When it comes to underwater soils, Dr. Mark Stolt has earned a national reputation as a pioneer of soil science. In fact, Stolt, a professor of Natural Resources Science at the University of Rhode Island College of the Environment and Life Sciences (CELS), continues to set worldwide standards with his research as new chapters on underwater soils are added to field guides used by soil scientists. “A lot of the literature that’s now available on subaqueous soils is literature that we developed,” he says.
Stolt really digs soils. What some people see as dirt, he sees as a whole world of knowledge waiting to be unraveled. “People take it for granted. It’s just something that’s under their feet or something that gets them dirty,” he says. “It’s pretty much the foundation of life, as far as I can see.” From cleaning the groundwater we drink and supporting plants that provide us with food and oxygen to serving as the foundation for buildings and roads, Stolt is acutely aware of the significance soils hold as a natural resource.
His interest in soil started at a young age. “I always enjoyed being outside,” recalls Stolt. “Probably by the time I was 16 or 17 I had a garden.” He initially pursued soil science as a vehicle for landing a job. However, he quickly developed a passion for learning about soils, from the processes that form them to their relationship with the landscape. After earning a Ph.D. from Virginia Tech and working as a soil consultant in Alabama, he joined the faculty at Auburn University. A short time later, he accepted a position in the CELS Natural Resources Science Department, where he’s been for over 20 years.
Stolt has led a variety of research projects at CELS, which have explored the pressing environmental issues of today. Those challenges have ranged from studying carbon sequestration of soils in forests and wetlands to using soils to investigate salt marsh loss in the face of sea level rise. Stolt and his lab are also at the forefront of researching subaqueous soils, or underwater soils that are typically found along the coast.
“When we started this work, they thought it was crazy that we would call these soils,” says Stolt, noting just how little was known about subaqueous soils. In addition to uncovering more information about the processes that form underwater soils, Stolt became the first scientist to classify, interpret, and map them. That prompted researchers around the globe to become more interested in his work, recognizing the benefit of understanding these types of soils better.
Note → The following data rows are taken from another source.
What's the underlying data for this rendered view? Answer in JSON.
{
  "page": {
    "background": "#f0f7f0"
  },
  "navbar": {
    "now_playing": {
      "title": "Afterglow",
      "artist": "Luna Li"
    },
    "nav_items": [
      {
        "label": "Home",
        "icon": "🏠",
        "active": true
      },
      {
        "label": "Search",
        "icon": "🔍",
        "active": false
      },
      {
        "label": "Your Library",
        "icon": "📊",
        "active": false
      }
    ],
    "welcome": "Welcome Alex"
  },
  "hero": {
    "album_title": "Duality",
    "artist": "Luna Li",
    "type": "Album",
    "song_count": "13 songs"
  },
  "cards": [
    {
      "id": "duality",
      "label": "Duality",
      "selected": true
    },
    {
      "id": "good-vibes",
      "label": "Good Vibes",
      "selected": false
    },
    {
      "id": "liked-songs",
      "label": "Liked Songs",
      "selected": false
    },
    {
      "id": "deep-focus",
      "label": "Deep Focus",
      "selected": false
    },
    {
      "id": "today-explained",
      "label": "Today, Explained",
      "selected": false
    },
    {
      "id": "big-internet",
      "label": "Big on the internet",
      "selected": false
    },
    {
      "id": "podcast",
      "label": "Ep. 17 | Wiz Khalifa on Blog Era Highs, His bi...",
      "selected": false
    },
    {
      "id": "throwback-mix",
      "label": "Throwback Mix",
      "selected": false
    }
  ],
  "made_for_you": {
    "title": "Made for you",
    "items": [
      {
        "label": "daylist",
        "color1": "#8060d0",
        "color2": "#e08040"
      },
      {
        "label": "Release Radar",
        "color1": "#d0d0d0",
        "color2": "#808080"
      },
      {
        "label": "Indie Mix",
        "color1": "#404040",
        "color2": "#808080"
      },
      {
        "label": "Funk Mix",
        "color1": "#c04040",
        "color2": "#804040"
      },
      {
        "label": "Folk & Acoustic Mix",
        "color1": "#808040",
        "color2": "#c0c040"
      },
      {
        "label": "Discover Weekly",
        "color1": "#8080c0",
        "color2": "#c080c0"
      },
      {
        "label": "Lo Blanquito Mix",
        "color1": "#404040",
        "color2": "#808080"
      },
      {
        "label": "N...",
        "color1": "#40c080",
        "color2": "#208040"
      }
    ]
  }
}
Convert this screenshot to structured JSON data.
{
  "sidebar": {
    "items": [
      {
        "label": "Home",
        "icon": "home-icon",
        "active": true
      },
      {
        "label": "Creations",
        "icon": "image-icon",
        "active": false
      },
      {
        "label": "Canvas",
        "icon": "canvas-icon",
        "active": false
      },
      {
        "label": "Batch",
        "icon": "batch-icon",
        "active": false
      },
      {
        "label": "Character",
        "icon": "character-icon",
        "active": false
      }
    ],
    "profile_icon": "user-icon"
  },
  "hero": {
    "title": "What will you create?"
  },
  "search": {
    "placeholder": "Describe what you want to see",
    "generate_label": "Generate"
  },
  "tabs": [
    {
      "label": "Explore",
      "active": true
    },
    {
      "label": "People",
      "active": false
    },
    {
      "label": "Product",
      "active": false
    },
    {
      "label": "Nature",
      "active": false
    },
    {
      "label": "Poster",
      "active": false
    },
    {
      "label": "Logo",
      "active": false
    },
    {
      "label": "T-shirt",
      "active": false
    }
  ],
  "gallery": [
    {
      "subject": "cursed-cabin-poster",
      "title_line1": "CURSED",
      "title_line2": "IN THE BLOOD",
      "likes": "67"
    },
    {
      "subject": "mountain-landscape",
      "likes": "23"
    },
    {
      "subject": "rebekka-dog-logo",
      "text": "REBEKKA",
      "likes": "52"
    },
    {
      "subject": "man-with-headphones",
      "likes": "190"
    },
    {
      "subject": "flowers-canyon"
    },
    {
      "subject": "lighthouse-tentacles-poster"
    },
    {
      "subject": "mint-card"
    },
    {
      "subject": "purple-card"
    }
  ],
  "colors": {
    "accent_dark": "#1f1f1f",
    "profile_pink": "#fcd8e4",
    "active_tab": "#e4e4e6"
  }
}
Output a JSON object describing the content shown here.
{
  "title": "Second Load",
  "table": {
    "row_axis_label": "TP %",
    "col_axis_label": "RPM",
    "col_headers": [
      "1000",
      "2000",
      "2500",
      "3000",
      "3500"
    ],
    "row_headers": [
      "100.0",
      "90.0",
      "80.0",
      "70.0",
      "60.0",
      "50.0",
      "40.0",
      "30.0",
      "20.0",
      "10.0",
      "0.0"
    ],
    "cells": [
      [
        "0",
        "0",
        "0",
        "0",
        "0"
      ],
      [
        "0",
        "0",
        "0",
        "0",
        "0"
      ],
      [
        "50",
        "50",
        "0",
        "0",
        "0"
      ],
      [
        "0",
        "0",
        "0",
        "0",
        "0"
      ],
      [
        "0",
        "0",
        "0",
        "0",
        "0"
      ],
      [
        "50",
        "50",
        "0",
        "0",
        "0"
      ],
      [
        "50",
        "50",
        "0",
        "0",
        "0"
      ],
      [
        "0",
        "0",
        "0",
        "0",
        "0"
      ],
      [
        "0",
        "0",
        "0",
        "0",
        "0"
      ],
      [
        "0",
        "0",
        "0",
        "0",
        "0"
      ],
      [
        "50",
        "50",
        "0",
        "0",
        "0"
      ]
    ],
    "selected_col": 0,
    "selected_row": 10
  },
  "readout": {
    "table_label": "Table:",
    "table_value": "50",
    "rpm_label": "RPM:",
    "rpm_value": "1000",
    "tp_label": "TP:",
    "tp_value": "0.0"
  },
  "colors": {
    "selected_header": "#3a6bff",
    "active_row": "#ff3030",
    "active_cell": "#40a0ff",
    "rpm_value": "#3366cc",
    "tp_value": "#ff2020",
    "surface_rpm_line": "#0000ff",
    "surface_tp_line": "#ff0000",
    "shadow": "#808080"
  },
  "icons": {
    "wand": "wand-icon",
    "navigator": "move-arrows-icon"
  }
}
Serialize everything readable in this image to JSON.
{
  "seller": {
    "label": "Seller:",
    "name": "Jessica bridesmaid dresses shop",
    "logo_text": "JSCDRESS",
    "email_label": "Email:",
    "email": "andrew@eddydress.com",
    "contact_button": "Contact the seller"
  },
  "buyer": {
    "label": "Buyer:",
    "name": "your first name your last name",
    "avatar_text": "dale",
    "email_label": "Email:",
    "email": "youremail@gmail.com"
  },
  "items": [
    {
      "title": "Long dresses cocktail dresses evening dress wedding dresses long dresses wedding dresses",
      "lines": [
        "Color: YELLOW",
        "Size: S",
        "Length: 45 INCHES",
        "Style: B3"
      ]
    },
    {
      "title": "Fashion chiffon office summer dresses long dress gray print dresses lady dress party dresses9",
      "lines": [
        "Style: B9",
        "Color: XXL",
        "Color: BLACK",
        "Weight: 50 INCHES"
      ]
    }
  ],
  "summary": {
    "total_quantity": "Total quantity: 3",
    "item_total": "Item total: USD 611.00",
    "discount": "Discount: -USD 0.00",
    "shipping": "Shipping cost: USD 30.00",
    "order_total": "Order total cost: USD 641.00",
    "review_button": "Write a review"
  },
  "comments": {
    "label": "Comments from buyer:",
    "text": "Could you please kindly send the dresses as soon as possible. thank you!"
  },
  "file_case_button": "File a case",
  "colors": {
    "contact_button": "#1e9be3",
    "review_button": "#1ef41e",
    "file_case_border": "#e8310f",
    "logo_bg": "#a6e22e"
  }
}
The underwater soil interpretations Stolt developed have wide reaching implications for the aquaculture industry. “We see that a lot of the folks who are doing aquaculture now are taking our maps and saying, ‘okay, this is where I want to lease my part of the estuary to do my aquaculture,’” Stolt notes. People interested in farming shellfish look for soils with less acidity, which is harmful to immature shellfish. It’s something that is especially important as aquaculture continues to grow and ocean acidification from increased carbon dioxide emissions becomes a more prevalent threat to that industry.
Underwater soils play important roles in the development of ecosystems along the sea floor; different types of underwater soil can greatly influence where different animals and plants can be found. This has significant implications for restoration efforts in response to the die off of aquatic plants in recent years due to human impacts like pollution. “Eelgrass is a very important part of the ecology of shallow estuaries,” Stolt explains. “There’s a lot of interest in restoring the eelgrass so we were looking at what are the best soils to essentially restore it,” he says.
As Stolt and his lab’s research on underwater soils continues to grow, one thing remains clear: our understanding and value of soils is critical to the environmental challenges we face, from the effects of climate change to the impacts of pollution. According to Stolt, there’s also a huge demand for this type of knowledge in the workforce and he offers this advice to students. “A thorough understanding of soils, the processes, and how they’re distributed across the landscape can be valuable for anyone who wants to work in the environmental field and make our Earth a better place.”